I ended up with a hobby breeder whose dogs are in her house. One litter at a time. The pups had an outdoor x-pen area shaded by trees. The indoor whelping box was very clean, as was the outdoor area. I couldn't be happier with my beautiful pet golden whom I'm convinced is really part angel!


----------



## Griffyn'sMom (Mar 22, 2007)

I prefer the hobby breeder scenario - in fact Griff came from the same breeder as Sunny. While she is not a computer person - everytime I've emailed her she has gotten back to me within the week. If I had the need to call her I have no doubt that she would call me back right away. She doesn't over breed her dogs and she's content to have 1 litter a year and enjoys them 

Sunny's Mama is retired and I'm pretty sure Griff's Mama is too. She did keep one female from the repeat breeding. (Same Sire/Dam as Griffs)


----------



## AmbikaGR (Dec 31, 2007)

chesneygirl007 said:


> I called a breeder up in Northern NJ and he wanted $3500 for the dog. Its was an English Litter.

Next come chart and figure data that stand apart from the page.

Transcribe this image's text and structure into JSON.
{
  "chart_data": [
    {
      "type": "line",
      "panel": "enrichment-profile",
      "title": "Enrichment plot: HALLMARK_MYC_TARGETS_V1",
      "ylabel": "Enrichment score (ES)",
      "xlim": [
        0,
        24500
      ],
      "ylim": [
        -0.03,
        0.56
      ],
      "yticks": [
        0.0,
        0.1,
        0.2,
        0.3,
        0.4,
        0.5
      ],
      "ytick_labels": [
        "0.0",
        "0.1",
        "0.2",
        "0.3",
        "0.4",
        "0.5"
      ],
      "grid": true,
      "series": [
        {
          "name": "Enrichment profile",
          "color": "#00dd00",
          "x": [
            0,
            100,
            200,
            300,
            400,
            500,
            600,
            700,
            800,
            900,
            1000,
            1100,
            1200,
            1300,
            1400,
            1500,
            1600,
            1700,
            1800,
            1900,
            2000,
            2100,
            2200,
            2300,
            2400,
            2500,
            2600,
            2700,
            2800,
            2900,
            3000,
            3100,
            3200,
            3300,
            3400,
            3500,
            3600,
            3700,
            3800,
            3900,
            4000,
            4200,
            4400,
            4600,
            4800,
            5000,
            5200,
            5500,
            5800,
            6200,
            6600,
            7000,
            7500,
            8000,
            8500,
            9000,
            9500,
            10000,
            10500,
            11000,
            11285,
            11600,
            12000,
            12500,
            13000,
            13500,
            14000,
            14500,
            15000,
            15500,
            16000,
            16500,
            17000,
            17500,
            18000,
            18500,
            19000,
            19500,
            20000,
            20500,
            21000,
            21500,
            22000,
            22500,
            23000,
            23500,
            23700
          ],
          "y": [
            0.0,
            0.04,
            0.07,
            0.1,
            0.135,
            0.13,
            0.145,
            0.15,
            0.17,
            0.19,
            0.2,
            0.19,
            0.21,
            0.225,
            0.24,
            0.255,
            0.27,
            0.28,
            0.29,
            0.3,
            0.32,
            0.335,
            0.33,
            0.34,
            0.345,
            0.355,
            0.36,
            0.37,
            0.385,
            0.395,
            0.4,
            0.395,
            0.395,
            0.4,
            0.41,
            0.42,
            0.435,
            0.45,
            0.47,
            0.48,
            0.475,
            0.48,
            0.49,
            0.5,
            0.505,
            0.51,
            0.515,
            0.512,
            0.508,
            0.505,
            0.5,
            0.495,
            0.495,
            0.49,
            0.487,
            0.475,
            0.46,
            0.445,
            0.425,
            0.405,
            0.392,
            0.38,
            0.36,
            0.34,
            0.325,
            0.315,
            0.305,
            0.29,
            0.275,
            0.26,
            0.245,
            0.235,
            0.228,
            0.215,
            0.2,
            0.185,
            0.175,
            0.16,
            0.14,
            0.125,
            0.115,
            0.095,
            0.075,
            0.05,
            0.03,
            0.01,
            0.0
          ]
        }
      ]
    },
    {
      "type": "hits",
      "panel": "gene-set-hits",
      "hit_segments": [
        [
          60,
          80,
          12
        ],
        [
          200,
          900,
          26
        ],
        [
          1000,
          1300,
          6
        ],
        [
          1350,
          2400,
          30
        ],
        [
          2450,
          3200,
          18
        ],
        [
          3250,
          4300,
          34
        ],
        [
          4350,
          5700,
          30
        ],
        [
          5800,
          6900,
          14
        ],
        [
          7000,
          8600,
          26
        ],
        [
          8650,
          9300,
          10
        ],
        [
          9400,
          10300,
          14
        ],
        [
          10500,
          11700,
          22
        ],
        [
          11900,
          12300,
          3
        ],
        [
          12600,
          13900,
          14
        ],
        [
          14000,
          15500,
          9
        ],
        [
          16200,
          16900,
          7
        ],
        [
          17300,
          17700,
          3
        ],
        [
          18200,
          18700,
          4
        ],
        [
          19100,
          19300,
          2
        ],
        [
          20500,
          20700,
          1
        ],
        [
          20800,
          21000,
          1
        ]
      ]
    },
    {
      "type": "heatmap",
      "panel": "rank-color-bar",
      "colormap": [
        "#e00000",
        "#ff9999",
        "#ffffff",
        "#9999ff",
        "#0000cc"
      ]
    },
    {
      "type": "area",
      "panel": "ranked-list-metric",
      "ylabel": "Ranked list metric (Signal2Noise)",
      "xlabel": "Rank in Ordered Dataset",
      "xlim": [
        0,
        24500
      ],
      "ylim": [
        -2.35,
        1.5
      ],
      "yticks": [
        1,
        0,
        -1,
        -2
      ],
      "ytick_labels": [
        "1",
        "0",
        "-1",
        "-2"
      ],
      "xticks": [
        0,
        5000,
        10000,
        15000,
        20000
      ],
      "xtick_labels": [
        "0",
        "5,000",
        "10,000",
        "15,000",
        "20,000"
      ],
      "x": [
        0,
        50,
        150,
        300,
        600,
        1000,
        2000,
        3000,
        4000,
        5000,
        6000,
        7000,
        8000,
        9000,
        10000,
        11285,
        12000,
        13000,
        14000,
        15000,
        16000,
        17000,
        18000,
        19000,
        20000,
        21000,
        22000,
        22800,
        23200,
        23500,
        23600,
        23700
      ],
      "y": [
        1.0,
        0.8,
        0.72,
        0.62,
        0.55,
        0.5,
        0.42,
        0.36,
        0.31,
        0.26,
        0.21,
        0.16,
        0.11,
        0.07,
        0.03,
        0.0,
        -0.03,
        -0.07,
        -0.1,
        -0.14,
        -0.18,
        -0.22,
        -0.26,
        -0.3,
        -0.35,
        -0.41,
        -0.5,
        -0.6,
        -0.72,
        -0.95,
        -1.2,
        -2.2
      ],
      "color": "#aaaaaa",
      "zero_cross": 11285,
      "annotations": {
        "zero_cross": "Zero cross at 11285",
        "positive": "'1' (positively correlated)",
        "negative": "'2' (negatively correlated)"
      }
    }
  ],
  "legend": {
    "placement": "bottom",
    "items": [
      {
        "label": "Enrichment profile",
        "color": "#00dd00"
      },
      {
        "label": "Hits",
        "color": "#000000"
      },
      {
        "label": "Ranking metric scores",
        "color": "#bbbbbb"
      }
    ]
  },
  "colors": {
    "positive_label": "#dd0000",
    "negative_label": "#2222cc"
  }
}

WOW!! Sorry but unless this is breeding of a VERY special boy from VERY limited frozen semen there is no way anyone could justify this price in my eyes. And I don't care what the "market" will bear. This is just plain greed taking advantage of a very uneducated public.


----------



## paula bedard (Feb 5, 2008)

this is all very interesting. My breeder is in Maryland and the pups are $1500. We were supplied with all information and clearances of both parents and the grandparents. Hips, elbows, eyes, heart, thyroid. I liked the conditions at the Kennel and the open door policy with the Breeder. We were invited to visit the litter as often as possible to get to know the pups and parents. They had a PuppyCam set up too, so we could see the pups online. All this made us very comfortable with our choice.


----------



## Sunny Delight (Mar 10, 2007)

paula bedard said:


> this is all very interesting. My breeder is in Maryland and the pups are $1500. We were supplied with all information and clearances of both parents and the grandparents. Hips, elbows, eyes, heart, thyroid. I liked the conditions at the Kennel and the open door policy with the Breeder. We were invited to visit the litter as often as possible to get to know the pups and parents. They had a PuppyCam set up too, so we could see the pups online. All this made us very comfortable with our choice.


A puppycam sounds cool! But I'm afraid I would be sitting in front of the computer 24/7 until the pup came home with me!


----------



## paula bedard (Feb 5, 2008)

Sunny Delight said:


> A puppycam sounds cool! But I'm afraid I would be sitting in front of the computer 24/7 until the pup came home with me!


ummmm excuse me, but I think we are already!!


----------



## Sunny Delight (Mar 10, 2007)

paula bedard said:


> ummmm excuse me, but I think we are already!!


I was gonna say something like that in my post, but decided that even with my current addiction, I am still not here as often as I would be if I were watching a litter of adorable goldens growing up!


----------



## lgnutah (Feb 26, 2007)

AmbikaGR said:


> This is just plain greed taking advantage of a very uneducated public.


Greed. 
Isn't that what was behind the huge run up in housing prices we saw in the past 15 years?


----------



## Murphy1029 (Jan 8, 2008)

chesneygirl007 said:


> I called a breeder up in Northern NJ and he wanted $3500 for the dog. Its was an English Litter. I also know of someone in the ocean count area that charges $2000 for her english litter and sometimes more if the puppy is a little older.
> 
> Kim
> NJ


I think I called the same breeder-Besides the price he wasn't very pleasant when I spoke with him.


----------



## Coffee'sDad (Mar 10, 2008)

chesneygirl007 said:


> I called a breeder up in Northern NJ and he wanted $3500 for the dog....


I called room 871 at the Mayflower Hotel in Washington, D.C..... the guy wanted up to $5,500!!!!!


----------